It's important to realise that something like this is crippling for
machines with significant numbers of CPUs, because of Amdahl's law.
If the Lisp needs to spend a proportion g (g < 1) of its time in GC,
and if this is a serial activity, then the best speedup (over a single
CPU) you will ever get is 1/g, no many how many processors you throw
at it.
Of course, most of the uses for Lisp on multiprocessors are probably
not trying to speed up some single computation, but to run lots of
server threads for instance, but the same thing applies -- if the GC
(or other components of the system) are serial, you will never see the
benefit of really big multiprocessors. This is particularly toxic for
serial GC, because for a server-type application, almost all of the
rest of the work done may be completely scalable.

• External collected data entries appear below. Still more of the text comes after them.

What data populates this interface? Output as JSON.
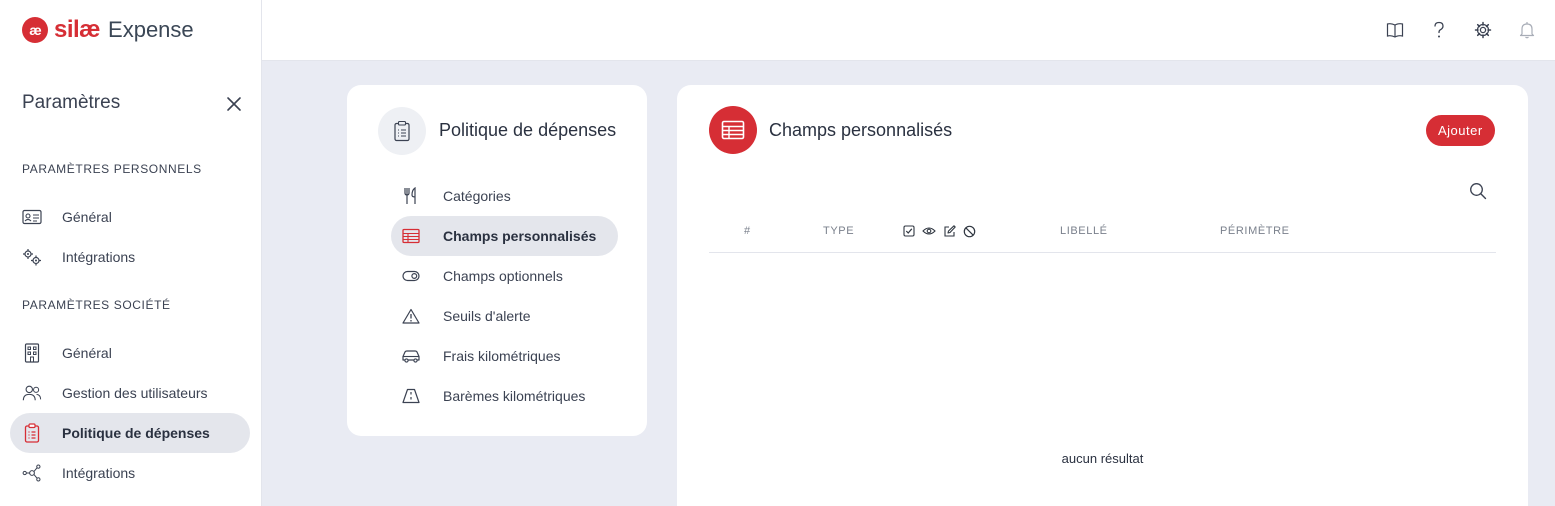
{
  "brand": {
    "name_part1": "silæ",
    "name_part2": "Expense",
    "mark": "æ",
    "accent": "#d62e35"
  },
  "sidebar": {
    "title": "Paramètres",
    "personal_section": "PARAMÈTRES PERSONNELS",
    "personal_items": [
      {
        "label": "Général",
        "icon": "id-card-icon"
      },
      {
        "label": "Intégrations",
        "icon": "gears-icon"
      }
    ],
    "company_section": "PARAMÈTRES SOCIÉTÉ",
    "company_items": [
      {
        "label": "Général",
        "icon": "building-icon"
      },
      {
        "label": "Gestion des utilisateurs",
        "icon": "users-icon"
      },
      {
        "label": "Politique de dépenses",
        "icon": "clipboard-icon",
        "active": true
      },
      {
        "label": "Intégrations",
        "icon": "network-icon"
      }
    ]
  },
  "topbar": {
    "icons": [
      "book-icon",
      "help-icon",
      "gear-icon",
      "bell-icon"
    ]
  },
  "policy": {
    "title": "Politique de dépenses",
    "items": [
      {
        "label": "Catégories",
        "icon": "utensils-icon"
      },
      {
        "label": "Champs personnalisés",
        "icon": "table-icon",
        "active": true
      },
      {
        "label": "Champs optionnels",
        "icon": "toggle-icon"
      },
      {
        "label": "Seuils d'alerte",
        "icon": "warning-icon"
      },
      {
        "label": "Frais kilométriques",
        "icon": "car-icon"
      },
      {
        "label": "Barèmes kilométriques",
        "icon": "road-icon"
      }
    ]
  },
  "main": {
    "title": "Champs personnalisés",
    "add_label": "Ajouter",
    "columns": {
      "num": "#",
      "type": "TYPE",
      "label": "LIBELLÉ",
      "scope": "PÉRIMÈTRE"
    },
    "column_icons": [
      "checkbox-icon",
      "eye-icon",
      "edit-icon",
      "ban-icon"
    ],
    "empty_text": "aucun résultat"
  }
}
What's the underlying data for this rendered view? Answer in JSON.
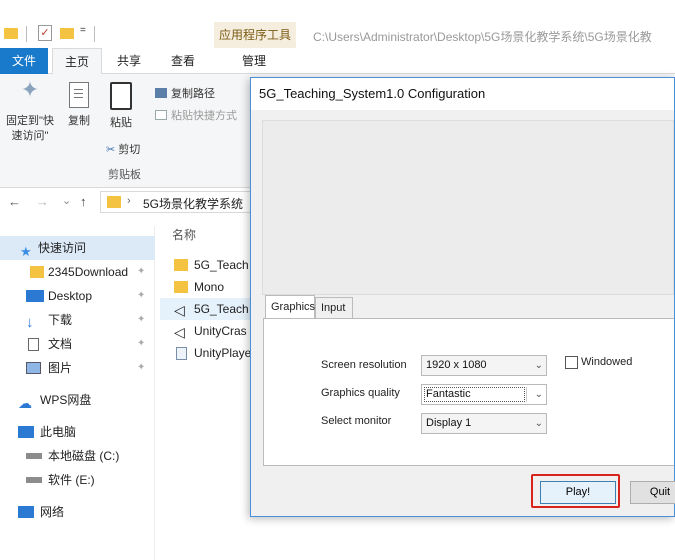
{
  "quick_access_toolbar": {
    "dropdown_glyph": "="
  },
  "contextual_tab_group": "应用程序工具",
  "window_path_title": "C:\\Users\\Administrator\\Desktop\\5G场景化教学系统\\5G场景化教",
  "ribbon_tabs": {
    "file": "文件",
    "home": "主页",
    "share": "共享",
    "view": "查看",
    "manage": "管理"
  },
  "ribbon": {
    "pin_quick_access": "固定到\"快速访问\"",
    "copy": "复制",
    "paste": "粘贴",
    "copy_path": "复制路径",
    "paste_shortcut": "粘贴快捷方式",
    "cut": "剪切",
    "clipboard_group": "剪贴板"
  },
  "address_bar": {
    "back": "←",
    "forward": "→",
    "recent": "⌄",
    "up": "↑",
    "separator": "›",
    "path": "5G场景化教学系统"
  },
  "sidebar": {
    "items": [
      {
        "label": "快速访问",
        "icon": "star-icon"
      },
      {
        "label": "2345Download",
        "icon": "folder-icon",
        "pinned": true
      },
      {
        "label": "Desktop",
        "icon": "desktop-icon",
        "pinned": true
      },
      {
        "label": "下载",
        "icon": "download-icon",
        "pinned": true
      },
      {
        "label": "文档",
        "icon": "document-icon",
        "pinned": true
      },
      {
        "label": "图片",
        "icon": "picture-icon",
        "pinned": true
      },
      {
        "label": "WPS网盘",
        "icon": "cloud-icon"
      },
      {
        "label": "此电脑",
        "icon": "computer-icon"
      },
      {
        "label": "本地磁盘 (C:)",
        "icon": "drive-icon"
      },
      {
        "label": "软件 (E:)",
        "icon": "drive-icon"
      },
      {
        "label": "网络",
        "icon": "network-icon"
      }
    ]
  },
  "file_list": {
    "column_name": "名称",
    "files": [
      {
        "name": "5G_Teach",
        "icon": "folder-icon"
      },
      {
        "name": "Mono",
        "icon": "folder-icon"
      },
      {
        "name": "5G_Teach",
        "icon": "unity-icon"
      },
      {
        "name": "UnityCras",
        "icon": "unity-icon"
      },
      {
        "name": "UnityPlaye",
        "icon": "dll-icon"
      }
    ]
  },
  "dialog": {
    "title": "5G_Teaching_System1.0 Configuration",
    "tabs": [
      "Graphics",
      "Input"
    ],
    "screen_resolution_label": "Screen resolution",
    "screen_resolution_value": "1920 x 1080",
    "graphics_quality_label": "Graphics quality",
    "graphics_quality_value": "Fantastic",
    "select_monitor_label": "Select monitor",
    "select_monitor_value": "Display 1",
    "windowed_label": "Windowed",
    "windowed_checked": false,
    "play_button": "Play!",
    "quit_button": "Quit"
  },
  "colors": {
    "file_tab": "#1979ca",
    "dialog_border": "#4a90d9",
    "highlight": "#d9241b"
  }
}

Does anyone know if Java VMs have multiprocessor GCs? What about
typical C malloc/free based apps? Any naive malloc/free will be
serial, for sure.
My impression (based on knowing some people who do big multiprocessor
applications) is that (despite the fact that `everyone knows' that you
can do multiprocessor stuff in C so you should be able to do it in
Lisp), it is extraordinarily hard to get things to scale to machines
with more than a few processors, and also reasonably non-portable to
do so. *If* you have the resource (or the specific right people I
suspect) to throw at the problem though, and you can find a problem
people want solved, you can win, because the people who need those
problems solved are willing to pay really serious money to have them
solved. I suspect in fact that there are really only a tiny number of
really scalable systems out there -- it just happens that one of them
is Oracle, which solves a problem on big machines that many people
want solved and are willing to pay very big money for.
--tim
From: Kaelin Colclasure
Subject: Re: Threading [was Re: &optional and &key in Scheme [was: Re: LISP for embedded systems ]]
Date:
Message-ID: <1qGR3.13$%D.4767@newsin1.ispchannel.com>
Tim Bradshaw <···@tfeb.org> wrote in message
·······················@lostwithiel.tfeb.org...
> * Roger Corman wrote:
> > The collector has to stop all
> > other threads when it runs, however.
>
> It's important to realise that something like this is crippling for
> machines with significant numbers of CPUs, because of Amdahl's law.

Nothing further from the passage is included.